Wow ‘em. Your manager has a list of things they’ve been waiting for you to work on. You’re joining a production effort, remember, and there’s a lot of grunt work everyone needs to do, day in and day out. Don’t let that work define you.
You’ve been hired for your fresh skills, yes, but also for your big, beautiful brains. Take time to get to know the territory, understand the chain of command (without it, there is chaos and nobody who works at an asset management firm likes chaos), ask questions, take notes, think … and then dazzle your colleagues with one idea after another. They’re not all going to be gold, but one or two will land and away you go!
Mind the data. Understand this about your new industry: when it comes to investment performance data, there is zero tolerance for errors. Mistakes happen, and not just on digital properties. But digital properties are where those mistakes can be fixed fastest.
If someone alerts you to an error on the website, switch into high preparedness mode—and then wait. You may have the tools you need to fix something. Great, you’re a go-getter and you’re ready. Even so, wait for a greenlight from a designated authority. Don’t be that well meaning rookie who makes things worse.
Assimilate.
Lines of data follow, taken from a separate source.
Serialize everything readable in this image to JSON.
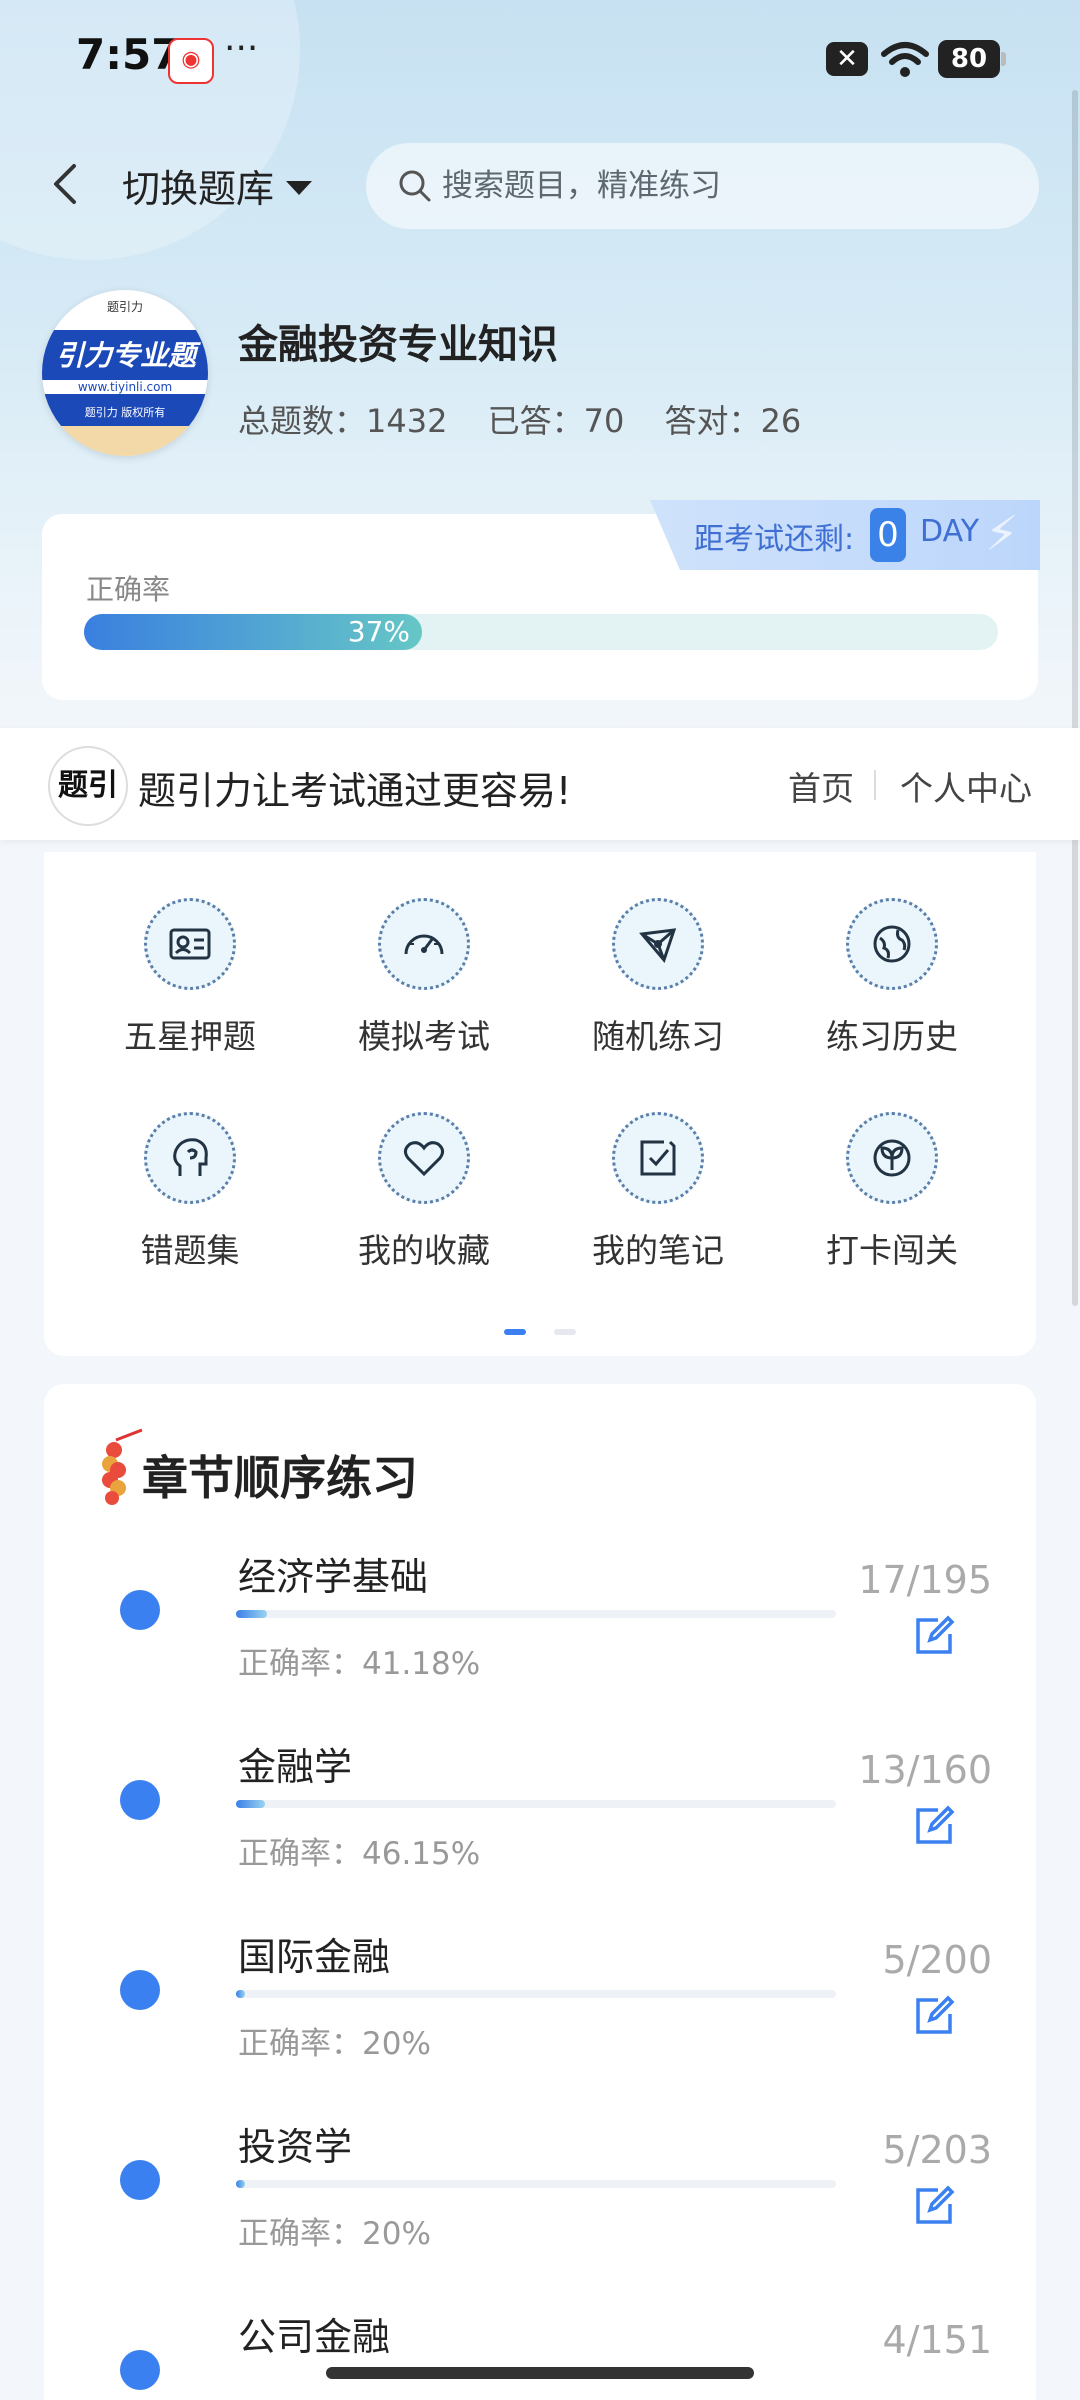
{
  "status_bar": {
    "time": "7:57",
    "more": "···",
    "battery": "80"
  },
  "topnav": {
    "switch_label": "切换题库",
    "search_placeholder": "搜索题目，精准练习"
  },
  "bank": {
    "title": "金融投资专业知识",
    "total_label": "总题数：1432",
    "answered_label": "已答：70",
    "correct_label": "答对：26",
    "logo_text": "引力专业题",
    "logo_url": "www.tiyinli.com",
    "logo_copy": "题引力 版权所有",
    "logo_top": "题引力"
  },
  "accuracy": {
    "label": "正确率",
    "percent_text": "37%",
    "fraction": 0.37
  },
  "exam_countdown": {
    "label": "距考试还剩:",
    "days": "0",
    "unit": "DAY"
  },
  "promo": {
    "logo_text": "题引",
    "slogan": "题引力让考试通过更容易!",
    "home": "首页",
    "personal": "个人中心"
  },
  "features": [
    {
      "label": "五星押题",
      "icon": "id-card-icon"
    },
    {
      "label": "模拟考试",
      "icon": "speedometer-icon"
    },
    {
      "label": "随机练习",
      "icon": "network-icon"
    },
    {
      "label": "练习历史",
      "icon": "globe-icon"
    },
    {
      "label": "错题集",
      "icon": "head-icon"
    },
    {
      "label": "我的收藏",
      "icon": "heart-icon"
    },
    {
      "label": "我的笔记",
      "icon": "note-check-icon"
    },
    {
      "label": "打卡闯关",
      "icon": "sprout-icon"
    }
  ],
  "chapter_section": {
    "title": "章节顺序练习",
    "items": [
      {
        "name": "经济学基础",
        "accuracy": "正确率：41.18%",
        "count": "17/195",
        "progress": 0.087
      },
      {
        "name": "金融学",
        "accuracy": "正确率：46.15%",
        "count": "13/160",
        "progress": 0.081
      },
      {
        "name": "国际金融",
        "accuracy": "正确率：20%",
        "count": "5/200",
        "progress": 0.025
      },
      {
        "name": "投资学",
        "accuracy": "正确率：20%",
        "count": "5/203",
        "progress": 0.025
      },
      {
        "name": "公司金融",
        "accuracy": "",
        "count": "4/151",
        "progress": 0.026
      }
    ]
  },
  "colors": {
    "accent": "#3a80f0",
    "teal": "#66c7c6"
  }
}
You are always going to be in the minority where you work. People who know about investing, including those who manage money, build and sell investment products always will outnumber you and your marketing compatriots. Some of your peers will choose to cling together, but resist that if it means you secluding yourself. You will have ample opportunity to learn about the business you’re in, take full advantage!
Why shouldn’t today’s digital marketer be on a CMO or CEO path? Pay attention and all should be within reach.
Be serious. As a digital marketer, you’re going to interpret and report website, email, social, advertising data. Awesome, so interesting, and the key to continuous improvement. But, the curse of analytics as provided by third-party providers and sometimes combined with proprietary data is the implication that it’s precise, unimpeachable. That’s not the case with marketing data reliant on imperfect or flawed systems. Marketing data can wildly overstate success or, in the case of email response and social engagement data, just not compute.
Be transparent about what is reliable, and what is questionable. No one expects everything to be rock-solid, they expect you to keep them from going too far out on a ledge based on kooky findings.
Build a personal brand that people will have faith in. Your school educated you, but your job is where you’ll build your expertise. Serious marketers understand the importance of data in decision-making. Serious digital marketers understand the value of being transparent. Bogus clicks and bloated impressions don’t drive the business, you know better.
Get comfortable with ambiguity. We are imperfect humans producing imperfect work, in part because everything can’t be known, expectations can be unreasonable, and planning can be flawed. I can see the future and it involves you being asked to move forward with something that you know could be, should be, better. You’re not going to like it when your manager or your manager’s manager says, “I don’t care, just move it live.”
Oh, and then also, sometimes HOT HOT HOT projects that you prioritized over all else will suddenly grind to a halt, with nary a peep from the project manager. That can be hard for newcomers to take, too.
Unless you’re being asked to do something totally reprehensible that offends you to the core, try not to die on these hills. This is what happens at work, and at all jobs.
Never surrender your standards, no employer should ask you to do that. But, for your own peace and serenity, try to understand that business priorities shift. You’re never going to be able to change that. What you can control is your flexibility and your ability to roll with it. Work-life balance helps with this.